It causes constipation.
It slows down your GI tract.
You're absorbing less food.
If I want to slow down my GI tract,
I'm taking fucking heroin.
I'm going to get something enjoyable.
So, you know, it makes you constipated
and you don't even feel the base?
No, thank you.
Don't share that with your anesthesiologist
just before your endoscopy next week.
I'm just saying.
Might leave that out.
Yeah.
You know, it's funny.
Like, I'm very free with the fact I know that I have.
I mean, I've been sober for 31 years.
Which is incredible.
Thank you.
And it is an interesting thing because sobriety, I feel like,
is largely misunderstood by your profession.
I think you're right. You give everybody perseverance and credit and you have a different
view. I do a little bit in the sense that, you know, people say, you know, why, well,
why can't you just stop? And you go, well, if I could just stop, it wouldn't be a problem,
would it? Of course. And then the whole idea of it having a spiritual component. Now, I think with
you, sir, if I don't think that's a problem, you are a spiritual human being.
I am.
You happen to be, you know, a doctor, a surgeon, a very good one, but you're a spiritual human being.
And I think for a lot of your colleagues, that feels a little, you know, airy-fairy and a little strange.
It does.
And I don't share it with them, and they're going to hear it now.
But I don't wear that on my sleeve or discuss it
because it's not really admissible in what we do.
We're evidence-based.
We're a meritocracy, and it's not there.
Then let me give you some evidence.
Okay, great.
Until I dealt with the spiritual nature of it,
it's physical and mental, no doubt,
but until I embraced the spiritual nature of the malady I had,
I couldn't stop drinking.
That's interesting.
That's the evidence of it.
It is.
And I know a lot of people with similar experiences.
Right.
And it's kind of, you know, well, I mean, obviously it's anecdotal
because it's one guy, but I think at the same time I find it fascinating.

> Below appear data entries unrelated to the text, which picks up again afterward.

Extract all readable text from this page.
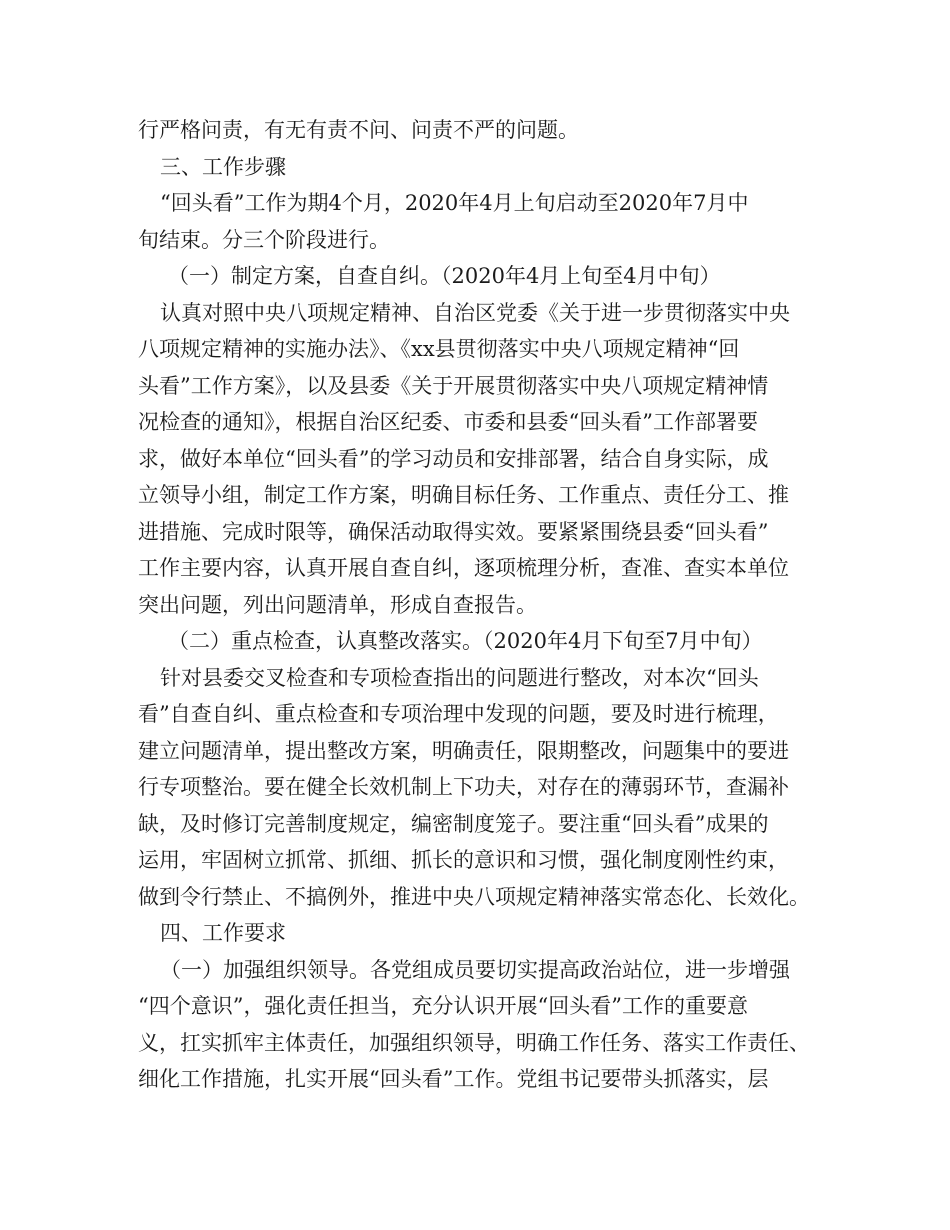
行严格问责，有无有责不问、问责不严的问题。
三、工作步骤
“回头看”工作为期4个月，2020年4月上旬启动至2020年7月中
旬结束。分三个阶段进行。
（一）制定方案，自查自纠。（2020年4月上旬至4月中旬）
认真对照中央八项规定精神、自治区党委《关于进一步贯彻落实中央
八项规定精神的实施办法》、《xx县贯彻落实中央八项规定精神“回
头看”工作方案》，以及县委《关于开展贯彻落实中央八项规定精神情
况检查的通知》，根据自治区纪委、市委和县委“回头看”工作部署要
求，做好本单位“回头看”的学习动员和安排部署，结合自身实际，成
立领导小组，制定工作方案，明确目标任务、工作重点、责任分工、推
进措施、完成时限等，确保活动取得实效。要紧紧围绕县委“回头看”
工作主要内容，认真开展自查自纠，逐项梳理分析，查准、查实本单位
突出问题，列出问题清单，形成自查报告。
（二）重点检查，认真整改落实。（2020年4月下旬至7月中旬）
针对县委交叉检查和专项检查指出的问题进行整改，对本次“回头
看”自查自纠、重点检查和专项治理中发现的问题，要及时进行梳理，
建立问题清单，提出整改方案，明确责任，限期整改，问题集中的要进
行专项整治。要在健全长效机制上下功夫，对存在的薄弱环节，查漏补
缺，及时修订完善制度规定，编密制度笼子。要注重“回头看”成果的
运用，牢固树立抓常、抓细、抓长的意识和习惯，强化制度刚性约束，
做到令行禁止、不搞例外，推进中央八项规定精神落实常态化、长效化。
四、工作要求
（一）加强组织领导。各党组成员要切实提高政治站位，进一步增强
“四个意识”，强化责任担当，充分认识开展“回头看”工作的重要意
义，扛实抓牢主体责任，加强组织领导，明确工作任务、落实工作责任、
细化工作措施，扎实开展“回头看”工作。党组书记要带头抓落实，层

Did you ever look at Carl Jung's work at all?
I can't imagine it would enter your world much. But it's just that Jung, a very, you know,
one of the founding fathers of your sister's profession, it was very much, you know, about
religion, religious symbols, religious symbolism, and I think was very involved at the beginning of what is now, I guess, the sobriety movement.

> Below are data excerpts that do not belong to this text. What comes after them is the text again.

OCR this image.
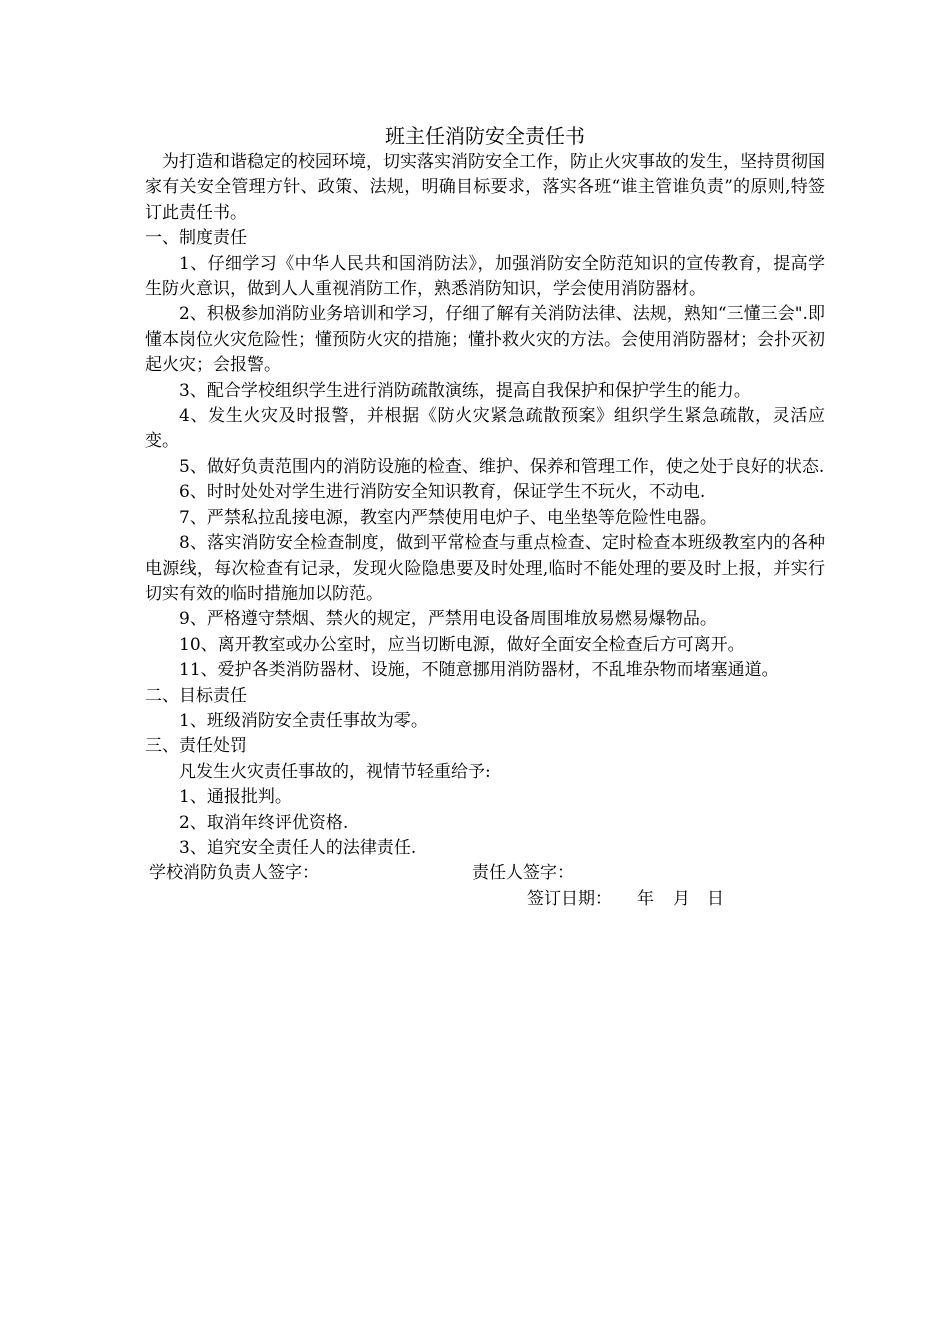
班主任消防安全责任书

为打造和谐稳定的校园环境，切实落实消防安全工作，防止火灾事故的发生，坚持贯彻国家有关安全管理方针、政策、法规，明确目标要求，落实各班“谁主管谁负责”的原则,特签订此责任书。

一、制度责任

1、仔细学习《中华人民共和国消防法》，加强消防安全防范知识的宣传教育，提高学生防火意识，做到人人重视消防工作，熟悉消防知识，学会使用消防器材。

2、积极参加消防业务培训和学习，仔细了解有关消防法律、法规，熟知“三懂三会".即懂本岗位火灾危险性；懂预防火灾的措施；懂扑救火灾的方法。会使用消防器材；会扑灭初起火灾；会报警。

3、配合学校组织学生进行消防疏散演练，提高自我保护和保护学生的能力。

4、发生火灾及时报警，并根据《防火灾紧急疏散预案》组织学生紧急疏散，灵活应变。

5、做好负责范围内的消防设施的检查、维护、保养和管理工作，使之处于良好的状态.

6、时时处处对学生进行消防安全知识教育，保证学生不玩火，不动电.

7、严禁私拉乱接电源，教室内严禁使用电炉子、电坐垫等危险性电器。

8、落实消防安全检查制度，做到平常检查与重点检查、定时检查本班级教室内的各种电源线，每次检查有记录，发现火险隐患要及时处理,临时不能处理的要及时上报，并实行切实有效的临时措施加以防范。

9、严格遵守禁烟、禁火的规定，严禁用电设备周围堆放易燃易爆物品。

10、离开教室或办公室时，应当切断电源，做好全面安全检查后方可离开。

11、爱护各类消防器材、设施，不随意挪用消防器材，不乱堆杂物而堵塞通道。

二、目标责任

1、班级消防安全责任事故为零。

三、责任处罚

凡发生火灾责任事故的，视情节轻重给予:

1、通报批判。

2、取消年终评优资格.

3、追究安全责任人的法律责任.

学校消防负责人签字：	责任人签字：
签订日期： 年 月 日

At the beginning of AA, he was very connected to all of that.
And I wonder if there is a time coming when someone who's as accomplished as you and you in the field comes out and says, look, we got to look at the God thing here.

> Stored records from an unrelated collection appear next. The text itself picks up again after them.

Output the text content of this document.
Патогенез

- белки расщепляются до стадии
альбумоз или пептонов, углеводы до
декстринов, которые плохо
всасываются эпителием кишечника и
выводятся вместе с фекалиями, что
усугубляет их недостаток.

Yeah. Well, and I have seen things that you cannot explain. We've seen tumors. Oh my goodness. We've
seen tumors regress, spontaneous regression of melanomas and lung cancers. And there's a thing
called an escopal effect that I can give you all the medical explanations, but some of these things
you just can't explain. And I just don't think we're that smart. I have great humility and know there are things and powers much smarter and more important
than me that I don't fully understand that have influence in our world.
But I think that's interesting to me.
And I don't want to push it on you, but I think it's partially, and it's why I'm so
taken with you and your story, is about your humility.
Because I don't think humility is, I don't know.
I think humility is, I understand where I am in the universe.
Right.
I know where I am.
Right.
And really how incredibly small that I am.
Right.
And I've gotten to so many, I've been invited to so many places to operate and to teach.
And I always learn a little bit more than I teach.
I don't really always say that because they're inviting me,
but there's always something to learn.
Every culture doing something better than us.
Like, for instance, the first time I went to Italy, I went to operate.
I got there at 7 a.m.
I go in there, and there's a guy going, hey, what are you doing?
What the fuck are you doing?
He's smoking a cigarette.
There's oxygen tanks.
Oh, my God.
He goes, well, who are you?
And I said, I'm the visiting professor.
He goes, they won't be here for two hours.
So it's okay.
Two hours.
They didn't start on the aura until nine o'clock.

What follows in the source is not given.